Yulida Medistiara - detikNews
Sabtu, 12 Sep 2020 12:51 WIB
ilustrasi pilkada serentak 2015
Ilustrasi pilkada (Zaki Alfarabi/detikcom)
Jakarta -

Calon Wakil Wali Kota Depok dari PKS, Imam Budi Hartono, diduga melecehkan calon Wakil Wali Kota dari PDIP, Afifah Alia, dengan ucapan 'sekamar sama saya'. Bawaslu kota Depok mengatakan Afifah bisa melapor ke Bawaslu jika merasa dirugikan.

"Siapa pun warga negara Indonesia yang sudah memiliki hak pilih dapat melapor kepada Bawaslu jika menurutnya ada pelanggaran terhadap ketentuan pemilu atau pemilihan," kata komisioner Bawaslu Kota Depok Divisi Pengawasan, Hubungan Antarlembaga Dede Selamet Permana saat dihubungi, Sabtu (12/9/2020).

Ia mengatakan Bawaslu terbuka kepada semua pihak yang hendak menyampaikan laporan. Menurutnya, siapa saja memiliki hak mengadukan laporan ke Bawaslu jika diduga ada pelanggaran kepemiluan.

"Menurut kami, jika yang bersangkutan merasa dirugikan, bisa menempuh jalur hukum yang tersedia karena masuk delik aduan," ujarnya.
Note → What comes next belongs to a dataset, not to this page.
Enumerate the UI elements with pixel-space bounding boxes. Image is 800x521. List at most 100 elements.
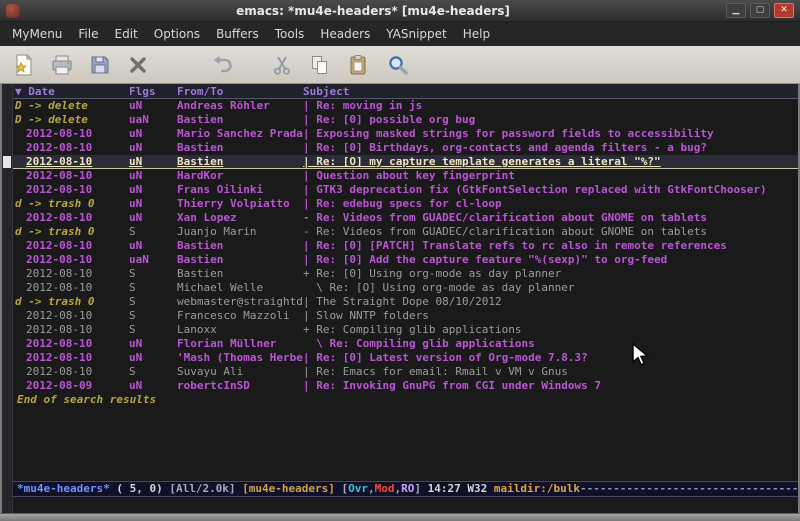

Dede mengatakan, pada saat kejadian pemeriksaan kesehatan di RS Hasan Sadikin, Bandung, tim Bawaslu sebenarnya ada di lokasi. Akan tetapi calon Wawalkot Afifah tidak memberikan pernyataan apa pun terkait dugaan pelecehan yang dia alami.

"Kami baru tahu dari media saja yang bersangkutan sampai saat ini belum berkomunikasi apa pun terkait hal itu dengan kami. Pada saat beliau-beliau ada di RSHS pun kami ada di lokasi dan yang bersangkutan atau timnya tidak menyampaikan keluhan atau laporan apa pun," ujarnya.

Sebelumnya diberitakan, calon Wakil Wali Kota Depok Afifah Alia mengungkap dugaan pelecehan seksual secara verbal yang dialaminya dari lawannya di Pilwalkot Depok, Imam Budi Hartono. Afifah mengaku diajak sekamar oleh Imam saat melakukan pemeriksaan kesehatan di RS Hasan Sadikin, Bandung.

"Saya, Afifah Alia, kandidat Pilkada Kota Depok 2020, calon Wakil Wali Kota Depok, atas pelecehan yang saya alami, saya marah atas lontaran yang telah disampaikan oleh Imam Budi," kata Afifah dalam keterangan tertulisnya, Jumat (11/9).